Of your poor mother. She who, like so many
Of her Sex, had been charged all her life with
Phrases like, “Bats in the belfry!”

And what do we as men know about it?
Measuring our own short lives to Christ’s,
While the blood of so many moons has frozen over.


Crossing the Rubicon

As the semen count mounted in countless pair of testes,
As the alignment of syntactical structures
Erupted in cataclysmic fashion;
Dust particles, in the form of microcosmic

Arachnid faeces, covered the shelves in a film
Which needed to be continuously cared for,
While tides, moon governed, came and went,
To the creation of countless almanachs.

And the soft skin of ageing men transformed
Into Twelve O’Clock shadows, causing the
Redistribution of wealth in countless pockets,

Employing a veritable army of Barbers,
Thus igniting numerous gossip and ‘stories’,
And so creating much intrigue in every town.

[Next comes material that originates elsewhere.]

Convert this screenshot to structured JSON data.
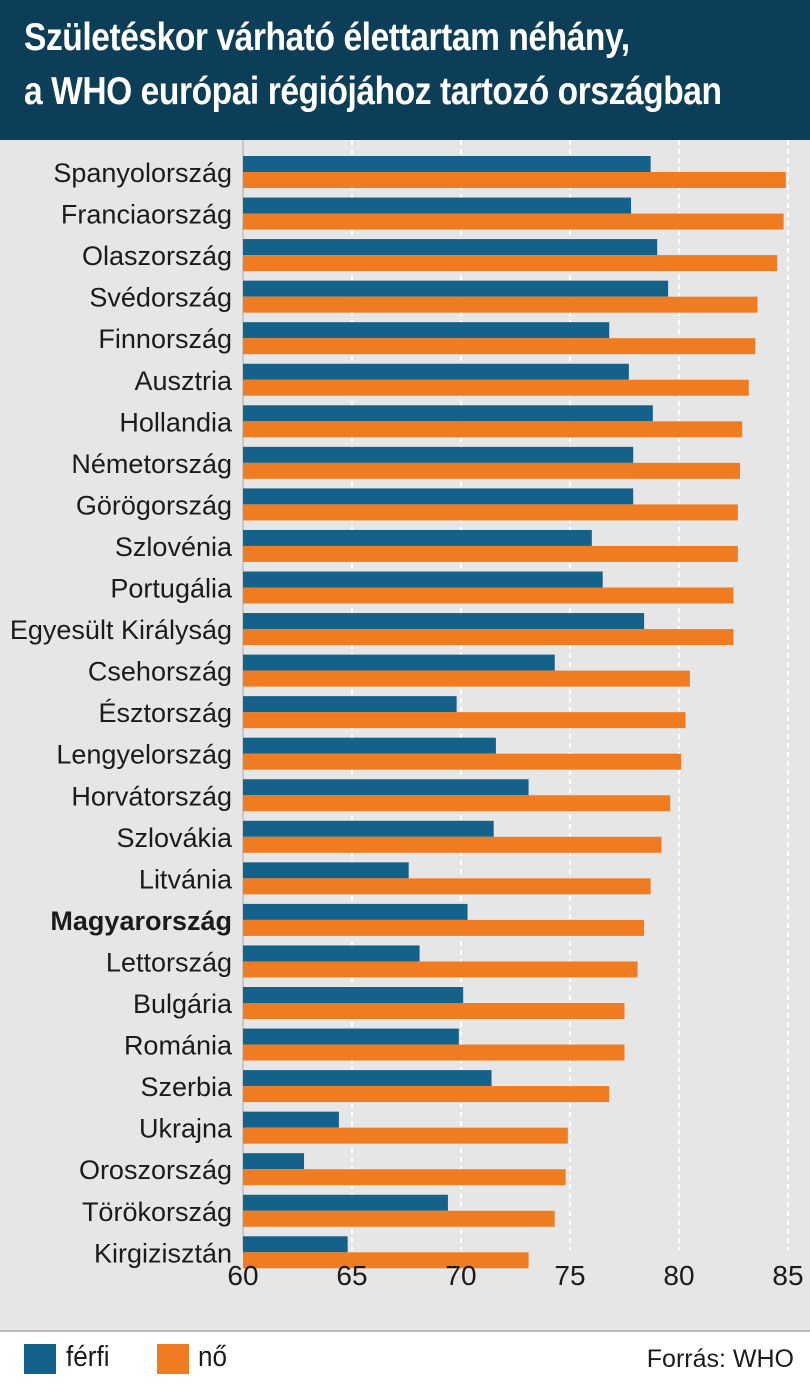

On the Immortality of the Soul

“Le mot âme est un mot inmortal.”
Gaston Bachelard

The word soul is an immortal word,
And yet you hear it no longer today!
The word soul is an immortal thought,
And yet the concept would appear to be redundant.

The Redundancy of the Soul took place
After the inventory of the heart had been carried out,
Whereupon the results were clear to all;
Mere words can kill both a woman or a man!

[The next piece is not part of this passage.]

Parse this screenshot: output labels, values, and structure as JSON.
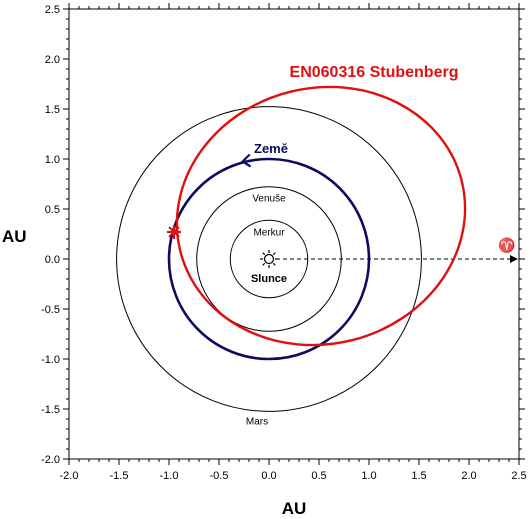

So, where can you find the soul of anyone today?
Somewhere in the halfway house of coming and going,
There in the antechamber of every atom.

Wait for her to come again, as she will come.
Yet, look to her returning as if it were the first,
For her name, like your soul, is an immortal one.


Black Berry Lane

“La poésie est une âme inaugurant une forme.”
Pierre Jean Jouve

Passing the school, you enter the lane
And are soon confronted by an image
Straight out of Claude Lorraine- albeit
Minus the crumbling ruin or biblical motif.

Argo, your Jack Russell, is the only reference
To antiquity and which, rather comically,
He is completely unaware of as you peer
Rather intently at the ascent of the Birch-

The Silver Birch which rises rather poignantly
Towards the sky, above the other
Darkening boughs of fir and other darkened trees.

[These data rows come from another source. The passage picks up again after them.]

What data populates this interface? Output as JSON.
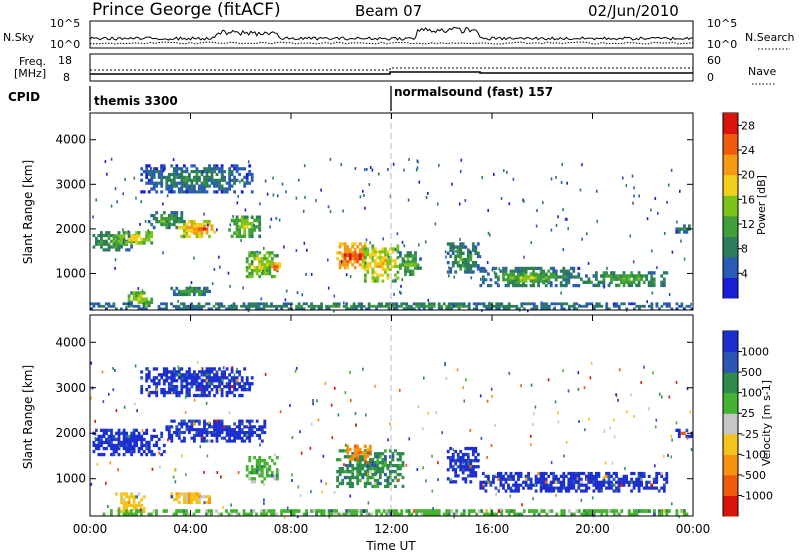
{
  "header": {
    "station": "Prince George (fitACF)",
    "beam": "Beam 07",
    "date": "02/Jun/2010"
  },
  "top_panels": {
    "nsky": {
      "label": "N.Sky",
      "ticks": [
        "10^5",
        "10^0"
      ]
    },
    "nsearch": {
      "label": "N.Search",
      "ticks": [
        "10^5",
        "10^0"
      ]
    },
    "freq": {
      "label_line1": "Freq.",
      "label_line2": "[MHz]",
      "ticks": [
        "18",
        "8"
      ]
    },
    "nave": {
      "label": "Nave",
      "ticks": [
        "60",
        "0"
      ]
    },
    "cpid": {
      "label": "CPID",
      "programs": [
        {
          "name": "themis 3300",
          "start_hour": 0
        },
        {
          "name": "normalsound (fast) 157",
          "start_hour": 12
        }
      ]
    }
  },
  "time_axis": {
    "xlabel": "Time UT",
    "ticks": [
      "00:00",
      "04:00",
      "08:00",
      "12:00",
      "16:00",
      "20:00",
      "00:00"
    ],
    "range_hours": [
      0,
      24
    ]
  },
  "chart_data": [
    {
      "type": "heatmap",
      "name": "power",
      "xlabel": "Time UT",
      "ylabel": "Slant Range [km]",
      "x_range_hours": [
        0,
        24
      ],
      "ylim": [
        180,
        4600
      ],
      "yticks": [
        "1000",
        "2000",
        "3000",
        "4000"
      ],
      "colorbar": {
        "label": "Power [dB]",
        "ticks": [
          "4",
          "8",
          "12",
          "16",
          "20",
          "24",
          "28"
        ],
        "range": [
          0,
          30
        ],
        "colors": [
          "#1c1cd8",
          "#2a5cb5",
          "#2e7d5a",
          "#3fa03a",
          "#7dc41a",
          "#f2cf1c",
          "#f59a12",
          "#ef5a0f",
          "#d8140c"
        ]
      },
      "regions": [
        {
          "t": [
            0.1,
            1.8
          ],
          "r": [
            1500,
            1950
          ],
          "v": 10
        },
        {
          "t": [
            1.0,
            2.5
          ],
          "r": [
            1650,
            1950
          ],
          "v": 16
        },
        {
          "t": [
            2.3,
            3.8
          ],
          "r": [
            2000,
            2400
          ],
          "v": 10
        },
        {
          "t": [
            3.5,
            4.8
          ],
          "r": [
            1800,
            2200
          ],
          "v": 18
        },
        {
          "t": [
            4.0,
            5.0
          ],
          "r": [
            1900,
            2100
          ],
          "v": 22
        },
        {
          "t": [
            5.5,
            6.8
          ],
          "r": [
            1800,
            2300
          ],
          "v": 13
        },
        {
          "t": [
            2.0,
            6.5
          ],
          "r": [
            2800,
            3450
          ],
          "v": 7
        },
        {
          "t": [
            3.2,
            4.8
          ],
          "r": [
            500,
            700
          ],
          "v": 9
        },
        {
          "t": [
            1.5,
            2.5
          ],
          "r": [
            250,
            600
          ],
          "v": 14
        },
        {
          "t": [
            6.2,
            7.5
          ],
          "r": [
            900,
            1500
          ],
          "v": 15
        },
        {
          "t": [
            7.2,
            7.6
          ],
          "r": [
            1000,
            1250
          ],
          "v": 22
        },
        {
          "t": [
            9.8,
            11.0
          ],
          "r": [
            1100,
            1700
          ],
          "v": 22
        },
        {
          "t": [
            10.0,
            11.0
          ],
          "r": [
            1300,
            1450
          ],
          "v": 27
        },
        {
          "t": [
            10.8,
            12.3
          ],
          "r": [
            800,
            1650
          ],
          "v": 17
        },
        {
          "t": [
            12.3,
            13.2
          ],
          "r": [
            950,
            1500
          ],
          "v": 11
        },
        {
          "t": [
            14.2,
            15.5
          ],
          "r": [
            1000,
            1700
          ],
          "v": 9
        },
        {
          "t": [
            15.5,
            19.5
          ],
          "r": [
            700,
            1150
          ],
          "v": 9
        },
        {
          "t": [
            16.5,
            18.5
          ],
          "r": [
            800,
            1000
          ],
          "v": 14
        },
        {
          "t": [
            19.5,
            23.0
          ],
          "r": [
            700,
            1050
          ],
          "v": 10
        },
        {
          "t": [
            23.3,
            24.0
          ],
          "r": [
            1900,
            2100
          ],
          "v": 7
        },
        {
          "t": [
            0.0,
            24.0
          ],
          "r": [
            180,
            350
          ],
          "v": 8
        }
      ]
    },
    {
      "type": "heatmap",
      "name": "velocity",
      "xlabel": "Time UT",
      "ylabel": "Slant Range [km]",
      "x_range_hours": [
        0,
        24
      ],
      "ylim": [
        180,
        4600
      ],
      "yticks": [
        "1000",
        "2000",
        "3000",
        "4000"
      ],
      "colorbar": {
        "label": "Velocity [m s-1]",
        "ticks": [
          "1000",
          "500",
          "100",
          "25",
          "-25",
          "-100",
          "-500",
          "-1000"
        ],
        "colors": [
          "#1c2fd0",
          "#2c55b4",
          "#2f8a4c",
          "#44b331",
          "#c6c6c6",
          "#f2c41c",
          "#f5920f",
          "#ef5a0c",
          "#d8140c"
        ]
      },
      "regions": [
        {
          "t": [
            0.1,
            3.0
          ],
          "r": [
            1500,
            2100
          ],
          "v": 0
        },
        {
          "t": [
            3.0,
            7.0
          ],
          "r": [
            1800,
            2300
          ],
          "v": 0
        },
        {
          "t": [
            2.0,
            6.5
          ],
          "r": [
            2800,
            3450
          ],
          "v": 0
        },
        {
          "t": [
            3.2,
            4.8
          ],
          "r": [
            450,
            700
          ],
          "v": 5
        },
        {
          "t": [
            1.0,
            2.2
          ],
          "r": [
            250,
            700
          ],
          "v": 5
        },
        {
          "t": [
            6.2,
            7.5
          ],
          "r": [
            900,
            1500
          ],
          "v": 3
        },
        {
          "t": [
            9.8,
            12.5
          ],
          "r": [
            800,
            1650
          ],
          "v": 2
        },
        {
          "t": [
            10.2,
            11.2
          ],
          "r": [
            1400,
            1750
          ],
          "v": 6
        },
        {
          "t": [
            14.2,
            15.5
          ],
          "r": [
            900,
            1700
          ],
          "v": 0
        },
        {
          "t": [
            15.5,
            23.0
          ],
          "r": [
            700,
            1150
          ],
          "v": 0
        },
        {
          "t": [
            23.3,
            24.0
          ],
          "r": [
            1900,
            2100
          ],
          "v": 0
        },
        {
          "t": [
            0.0,
            24.0
          ],
          "r": [
            180,
            330
          ],
          "v": 3
        }
      ]
    }
  ]
}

The cruelly torn strips of the bark of the birch unravel
In silver foils illuminated by the morning sun,
Their skyward branches are reaching constantly for the heavens.


Bachelard and his Phenomenology of Poetry

Here, creation is produced in the taut line of the phrase,
In the ephemeral life of the expression.
The well said is an element of the well lived.
Living poems, in this respect, always have the salutary

Experience of the Emergent!
Poetry puts language in a state of emergency.
Life is designated by its vivacity.
Such linguistic surges which emerge from

The pragmatic line of the ordinary
Contain in miniature the elan of vitality;
A micro- Bergsonism which abandons the thesis

Of instrumental language in order to adopt to
The thesis of a language of the Real will find,
In poetry, documents on the actual state of Language.


Deux Chevaux

What flowering of mind when crowned with pain,
Thoughts haemorrhage and occur daily.
It is the stigmata audible on air.
“ C’est genial, non?” Her voice carries!

Transported on deux chevaux like Proust’s
Madeleine with the sounds of Massila Sound System.
( Oh Yeah!) And we enter Langue d’oc
Colouring the air superbly.

Resonating in burnt ochre, the clay of substance.
Richly spilling wineward and resplendent.
Thoughts then of Beckett & Dante.

The one evoking Arnault Daniel, the best
Wordsmith. The other Watt’s house in Rousillion.
And finally, the other Other in that old car driving through la Rochelle!